In other words, Intel is facing a perfect storm of competitive threats, exacerbated by decades of incompetence. Unlike its software counterpart in the Wintel duopoly, Microsoft, it’s made the wrong bets and not properly positioned itself for the post-PC era. It has emerged on the other side of this shift as a shadow of its former self.
Intel hired Gelsinger as CEO in 2021 to initiate a turnaround. But his plan to focus on chip fabrication is controversial, expensive, and time-consuming, and the long hoped for recovery has been pushed back repeatedly. Intel announced plans to build new fabs in the United States and Europe, and expand existing fabs. And it restructured to separate its fabrication operations as a separate business after receiving billions of dollars of aid from the U.S. government, courtesy of its CHIPS subsidies.
But that business lost $7 billion in 2023. And Gelsinger’s plan to rapidly evolve its chips to be more competitive has perhaps moved too rapidly: Recent generation PC chips have been unusually unreliable and buggy, forcing Intel to publicly acknowledge the issues, replace some chips for free, and extend warranties.
With each passing quarter, Gelsinger has pointed to future successes, but Intel has consistently under-performed and disappointed investors. Its most recent financial results delivered a net loss along with a massive restructuring and cost reduction effort that including laying off 15,000 employees.

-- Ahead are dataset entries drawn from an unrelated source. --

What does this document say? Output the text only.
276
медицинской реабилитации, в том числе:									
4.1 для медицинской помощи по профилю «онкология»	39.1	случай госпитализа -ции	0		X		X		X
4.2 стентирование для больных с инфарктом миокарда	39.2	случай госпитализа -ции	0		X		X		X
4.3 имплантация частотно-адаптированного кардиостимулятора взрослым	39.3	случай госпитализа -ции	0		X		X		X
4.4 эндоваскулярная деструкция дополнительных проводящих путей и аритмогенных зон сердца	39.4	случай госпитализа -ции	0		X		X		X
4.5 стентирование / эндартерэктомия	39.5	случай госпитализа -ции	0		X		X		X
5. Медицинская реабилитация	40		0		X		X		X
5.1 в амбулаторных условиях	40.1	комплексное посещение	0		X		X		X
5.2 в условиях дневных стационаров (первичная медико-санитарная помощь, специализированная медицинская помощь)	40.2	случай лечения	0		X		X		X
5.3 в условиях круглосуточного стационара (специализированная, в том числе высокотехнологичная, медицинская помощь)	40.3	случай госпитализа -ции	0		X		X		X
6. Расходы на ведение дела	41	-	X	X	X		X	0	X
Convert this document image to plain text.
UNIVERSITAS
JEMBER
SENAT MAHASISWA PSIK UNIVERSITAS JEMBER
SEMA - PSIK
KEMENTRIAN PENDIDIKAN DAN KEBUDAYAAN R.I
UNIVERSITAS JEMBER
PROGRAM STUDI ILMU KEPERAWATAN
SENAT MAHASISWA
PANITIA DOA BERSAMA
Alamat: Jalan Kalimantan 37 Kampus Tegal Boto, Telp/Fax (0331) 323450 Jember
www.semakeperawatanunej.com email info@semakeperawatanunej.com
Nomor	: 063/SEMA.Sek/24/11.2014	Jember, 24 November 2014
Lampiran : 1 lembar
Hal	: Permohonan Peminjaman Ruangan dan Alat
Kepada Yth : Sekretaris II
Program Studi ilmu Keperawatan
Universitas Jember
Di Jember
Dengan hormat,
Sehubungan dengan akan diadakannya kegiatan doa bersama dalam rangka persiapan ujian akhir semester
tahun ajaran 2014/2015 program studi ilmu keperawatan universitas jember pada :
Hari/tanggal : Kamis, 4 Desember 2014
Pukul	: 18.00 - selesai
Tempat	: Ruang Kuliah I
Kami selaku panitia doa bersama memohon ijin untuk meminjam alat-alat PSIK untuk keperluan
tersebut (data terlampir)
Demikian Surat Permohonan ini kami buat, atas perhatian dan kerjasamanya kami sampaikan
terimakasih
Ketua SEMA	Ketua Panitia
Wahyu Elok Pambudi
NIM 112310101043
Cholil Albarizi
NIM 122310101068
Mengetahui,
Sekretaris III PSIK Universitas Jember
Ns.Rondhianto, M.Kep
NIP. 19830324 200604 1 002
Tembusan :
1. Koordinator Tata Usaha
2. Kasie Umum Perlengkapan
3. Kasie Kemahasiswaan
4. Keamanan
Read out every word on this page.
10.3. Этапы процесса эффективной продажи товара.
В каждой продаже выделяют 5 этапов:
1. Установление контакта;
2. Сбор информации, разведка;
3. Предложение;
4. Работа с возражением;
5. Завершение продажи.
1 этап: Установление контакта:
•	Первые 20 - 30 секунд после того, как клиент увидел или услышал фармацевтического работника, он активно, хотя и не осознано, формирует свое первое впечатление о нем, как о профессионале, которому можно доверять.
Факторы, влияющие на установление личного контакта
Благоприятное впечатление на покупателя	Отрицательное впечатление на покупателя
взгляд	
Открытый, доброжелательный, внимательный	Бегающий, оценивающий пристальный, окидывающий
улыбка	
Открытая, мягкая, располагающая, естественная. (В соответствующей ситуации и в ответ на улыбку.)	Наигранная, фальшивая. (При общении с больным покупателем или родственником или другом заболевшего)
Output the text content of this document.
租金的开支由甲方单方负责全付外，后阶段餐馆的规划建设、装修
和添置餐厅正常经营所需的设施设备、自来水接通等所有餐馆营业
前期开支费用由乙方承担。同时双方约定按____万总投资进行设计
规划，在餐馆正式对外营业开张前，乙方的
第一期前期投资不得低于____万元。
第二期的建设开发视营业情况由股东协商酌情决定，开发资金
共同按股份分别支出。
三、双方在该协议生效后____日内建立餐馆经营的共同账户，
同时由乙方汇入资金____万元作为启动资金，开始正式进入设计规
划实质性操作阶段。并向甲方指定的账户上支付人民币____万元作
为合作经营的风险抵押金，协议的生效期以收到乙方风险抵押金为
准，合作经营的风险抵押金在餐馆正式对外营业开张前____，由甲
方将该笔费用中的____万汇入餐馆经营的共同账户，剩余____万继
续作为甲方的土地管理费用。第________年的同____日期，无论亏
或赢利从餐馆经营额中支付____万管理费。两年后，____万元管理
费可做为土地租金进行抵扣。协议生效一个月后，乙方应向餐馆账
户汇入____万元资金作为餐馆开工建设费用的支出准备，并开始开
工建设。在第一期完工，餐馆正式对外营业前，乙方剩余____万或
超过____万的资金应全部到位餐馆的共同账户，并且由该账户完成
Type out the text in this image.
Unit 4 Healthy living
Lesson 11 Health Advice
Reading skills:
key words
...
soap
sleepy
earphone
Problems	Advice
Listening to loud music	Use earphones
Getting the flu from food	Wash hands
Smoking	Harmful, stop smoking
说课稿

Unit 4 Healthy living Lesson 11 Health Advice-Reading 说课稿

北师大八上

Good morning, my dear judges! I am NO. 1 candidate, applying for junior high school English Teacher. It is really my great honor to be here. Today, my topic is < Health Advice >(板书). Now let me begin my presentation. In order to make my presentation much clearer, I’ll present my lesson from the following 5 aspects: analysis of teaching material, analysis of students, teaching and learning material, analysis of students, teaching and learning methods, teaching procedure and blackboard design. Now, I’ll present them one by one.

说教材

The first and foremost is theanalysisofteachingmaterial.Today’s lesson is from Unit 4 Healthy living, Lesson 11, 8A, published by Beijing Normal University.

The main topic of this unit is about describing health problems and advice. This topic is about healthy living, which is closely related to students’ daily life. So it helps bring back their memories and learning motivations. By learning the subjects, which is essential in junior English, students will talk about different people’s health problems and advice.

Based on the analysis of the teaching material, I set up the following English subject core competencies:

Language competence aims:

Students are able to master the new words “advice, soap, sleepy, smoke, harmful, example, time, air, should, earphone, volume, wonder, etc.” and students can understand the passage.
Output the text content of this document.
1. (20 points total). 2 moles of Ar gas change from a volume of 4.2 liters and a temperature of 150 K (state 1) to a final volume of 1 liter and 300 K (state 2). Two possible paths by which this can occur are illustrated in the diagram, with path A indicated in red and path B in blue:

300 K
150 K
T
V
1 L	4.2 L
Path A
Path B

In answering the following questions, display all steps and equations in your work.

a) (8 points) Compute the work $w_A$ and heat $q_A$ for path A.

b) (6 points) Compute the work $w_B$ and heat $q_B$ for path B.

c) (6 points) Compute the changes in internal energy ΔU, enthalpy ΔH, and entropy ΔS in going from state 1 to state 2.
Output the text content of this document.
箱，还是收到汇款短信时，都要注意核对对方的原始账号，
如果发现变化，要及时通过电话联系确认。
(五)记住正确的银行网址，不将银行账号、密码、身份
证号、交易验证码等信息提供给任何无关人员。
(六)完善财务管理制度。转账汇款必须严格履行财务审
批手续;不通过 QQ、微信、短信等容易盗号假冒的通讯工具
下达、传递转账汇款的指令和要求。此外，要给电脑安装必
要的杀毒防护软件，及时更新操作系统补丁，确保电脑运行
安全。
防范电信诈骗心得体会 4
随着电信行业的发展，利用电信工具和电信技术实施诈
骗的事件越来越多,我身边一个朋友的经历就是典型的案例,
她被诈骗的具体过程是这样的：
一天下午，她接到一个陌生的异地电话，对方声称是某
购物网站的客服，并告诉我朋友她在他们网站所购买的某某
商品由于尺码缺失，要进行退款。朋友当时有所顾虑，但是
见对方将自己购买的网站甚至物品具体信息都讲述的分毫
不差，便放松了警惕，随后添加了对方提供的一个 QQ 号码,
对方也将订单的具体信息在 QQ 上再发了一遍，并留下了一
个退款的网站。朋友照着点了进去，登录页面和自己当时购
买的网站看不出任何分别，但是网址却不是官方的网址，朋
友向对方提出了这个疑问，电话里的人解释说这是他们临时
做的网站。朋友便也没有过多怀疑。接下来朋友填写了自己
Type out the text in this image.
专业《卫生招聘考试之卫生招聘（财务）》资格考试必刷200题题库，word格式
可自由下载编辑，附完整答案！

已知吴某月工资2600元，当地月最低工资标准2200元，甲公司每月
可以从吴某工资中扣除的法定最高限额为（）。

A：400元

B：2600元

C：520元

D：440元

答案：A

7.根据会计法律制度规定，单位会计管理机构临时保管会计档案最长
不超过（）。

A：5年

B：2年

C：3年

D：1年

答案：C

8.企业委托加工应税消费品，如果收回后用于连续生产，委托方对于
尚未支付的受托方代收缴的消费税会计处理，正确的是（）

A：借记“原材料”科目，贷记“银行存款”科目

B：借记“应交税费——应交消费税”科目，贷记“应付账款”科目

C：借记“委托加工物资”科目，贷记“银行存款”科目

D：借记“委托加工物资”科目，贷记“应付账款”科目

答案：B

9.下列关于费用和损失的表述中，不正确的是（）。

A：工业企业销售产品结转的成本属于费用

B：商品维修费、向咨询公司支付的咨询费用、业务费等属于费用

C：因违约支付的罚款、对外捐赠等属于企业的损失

The results were catastrophic. Intel’s stock price plummeted over 26 percent in the ensuing 24 hours, dropping its market capitalization by an incredible $30 billion to $96.8 billion, the first time it’s been below $100 billion since 2009. Intel lost more value Friday than it has in a single day since 1982. It was Intel’s second-worst trading day since going public in 1980.
By comparison, Nvidia is worth $2.69 trillion, TMSC is worth $720 billion, AMD is worth $233.5 billion, and Qualcomm is worth $183 billion.
Will Intel’s continued troubles trigger a non-virtuous cycle that makes a comeback even more difficult, if not impossible? That’s not clear. But at least one institutional investor thinks otherwise.
“In other circumstances, we believe we would now be having ‘going concern’ conversations with clients,” Bernstein senior analyst Stacy Rasgon told his clients. “To that end (and perhaps the one positive), subsidies and partner contributions, when combined with spending cuts and dividend suspension look set to add ~$40 billion of incremental cash to the company’s balance sheet through the end of 2025, suggesting Intel will survive (in some form) to continue the fight.”
There’s also a national security issue here, as Intel is the only major U.S. firm with chip fab capabilities: TMSC is based in Taiwan, which is under constant threat of a takeover by China. For the U.S. government, Intel is too strategic to fail.